Deep down, down below the roots of the earth, far below the halls and mineshafts of the dwarves, there had been nothing but Darkness and the endless caverns of the trolls. That changed when the drow poison dropped into the troll's perfect Darkness. Escaping deeper failed. Fleeing sideways failed. The trolls moved up through the worst of the poison, past budding living dungeons (tastes like mad drow disease), through the dark elves themselves (tastes great!), through the dwarves that saw them as another insane threat erupting from the underworld (densely filling!), and up to caves and complexes near the surface (yummy treats everywhere!).

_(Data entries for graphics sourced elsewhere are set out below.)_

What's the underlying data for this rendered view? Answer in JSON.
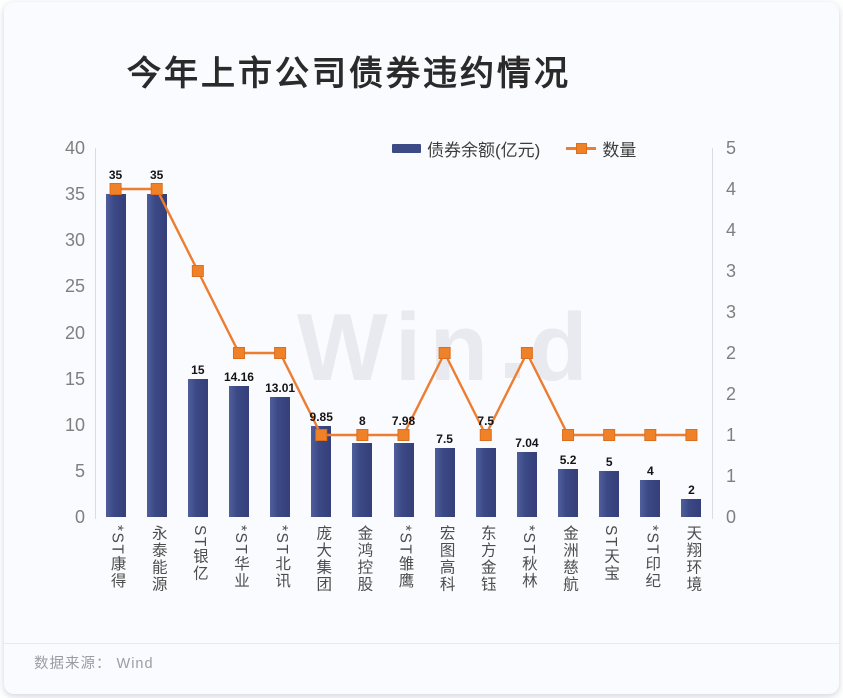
{
  "page": {
    "source_label": "数据来源： Wind"
  },
  "chart_data": {
    "type": "bar",
    "title": "今年上市公司债券违约情况",
    "watermark": {
      "prefix": "Win",
      "suffix": "d"
    },
    "legend_position": "top",
    "grid": false,
    "categories": [
      "*ST康得",
      "永泰能源",
      "ST银亿",
      "*ST华业",
      "*ST北讯",
      "庞大集团",
      "金鸿控股",
      "*ST雏鹰",
      "宏图高科",
      "东方金钰",
      "*ST秋林",
      "金洲慈航",
      "ST天宝",
      "*ST印纪",
      "天翔环境"
    ],
    "series": [
      {
        "name": "债券余额(亿元)",
        "type": "bar",
        "axis": "left",
        "color": "#3c4a86",
        "values": [
          35,
          35,
          15,
          14.16,
          13.01,
          9.85,
          8,
          7.98,
          7.5,
          7.5,
          7.04,
          5.2,
          5,
          4,
          2
        ],
        "data_labels": [
          "35",
          "35",
          "15",
          "14.16",
          "13.01",
          "9.85",
          "8",
          "7.98",
          "7.5",
          "7.5",
          "7.04",
          "5.2",
          "5",
          "4",
          "2"
        ]
      },
      {
        "name": "数量",
        "type": "line",
        "axis": "right",
        "color": "#ed7d31",
        "marker": "square",
        "marker_fill": "#ef8228",
        "marker_border": "#dd6e1e",
        "values": [
          4,
          4,
          3,
          2,
          2,
          1,
          1,
          1,
          2,
          1,
          2,
          1,
          1,
          1,
          1
        ]
      }
    ],
    "left_axis": {
      "min": 0,
      "max": 40,
      "tick_labels": [
        "40",
        "35",
        "30",
        "25",
        "20",
        "15",
        "10",
        "5",
        "0"
      ]
    },
    "right_axis": {
      "min": 0,
      "max": 4.5,
      "tick_labels": [
        "5",
        "4",
        "4",
        "3",
        "3",
        "2",
        "2",
        "1",
        "1",
        "0"
      ]
    },
    "axis_text_color": "#7f7f7f",
    "category_text_color": "#4d4d4d",
    "data_label_color": "#141414",
    "watermark_color": "#e9eaef"
  }
}
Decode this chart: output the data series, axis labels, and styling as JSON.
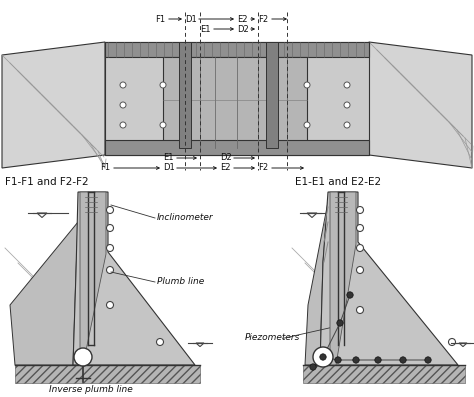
{
  "bg_color": "#ffffff",
  "gray_light": "#c8c8c8",
  "gray_mid": "#b0b0b0",
  "gray_dark": "#888888",
  "edge_color": "#333333",
  "section_labels": [
    "F1-F1 and F2-F2",
    "E1-E1 and E2-E2"
  ],
  "top_dim_row1": [
    [
      "F1",
      155,
      200
    ],
    [
      "D1",
      200,
      237
    ],
    [
      "E2",
      237,
      258
    ],
    [
      "F2",
      258,
      297
    ]
  ],
  "top_dim_row2": [
    [
      "E1",
      200,
      230
    ],
    [
      "D2",
      230,
      258
    ]
  ],
  "bot_dim_row1": [
    [
      "E1",
      168,
      210
    ],
    [
      "D2",
      225,
      258
    ]
  ],
  "bot_dim_row2": [
    [
      "F1",
      105,
      168
    ],
    [
      "D1",
      168,
      225
    ],
    [
      "E2",
      225,
      258
    ],
    [
      "F2",
      258,
      310
    ]
  ]
}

Much of the troll mythology we know from Glorantha doesn't apply when the horrible surface world the trolls have had to migrate to is the Dragon Empire. So let's introduce some new Dragon Empire riffs. Elves and dwarves are still obviously the trolls' terrible enemies. Riffing on the 13th Age icon histories opens up an immediate twisted variant that's hard to resist.

The trollkin curse that prevents trolls from reliably birthing trolls and instead curses them with trollkin (tastes like depression) is from the dark elf poison. The drow poison didn't drive trolls crazy the way it affects most everyone else, instead it warped their offspring. How? Well, our Glorantha book is going to have trollkin stats. But in this campaign, what if trollkin count as orcs once they've come to the surface world? And this Orc Lord who has shown up in the 13th Age? What if he's actually an empowered trollkin, or at least trollkin-friendly, and he only failing to conquer everything because he keeps dividing his forces to slay elves, dwarves, trolls, and Dragon Empire humans all at the same time?

I like this path better than putting trolls themselves in the Orc Lord's camp. Dark trolls have too much self-respect and way too much matriarchal dignity to put up with orcish crap. But trollkin? With a bit of a twist they might get behind an Orc Lord. And this lets the trolls maintain their strange status as terrible-people-who-somehow-still-on-the-side-of-order-vs.-chaos.

There are other twists and turns in this plotline, but they'd be connected to campaign events instead of obvious from the start. You'd think that the elves and dwarves and trolls might manage to unite against this version of the Orc Lord, but it's going to be tough. Particularly since the Dwarf King is freaking about the fact that the dark trolls in this particular campaign *love* the taste of true magic items, something they never got back in the deep homeland.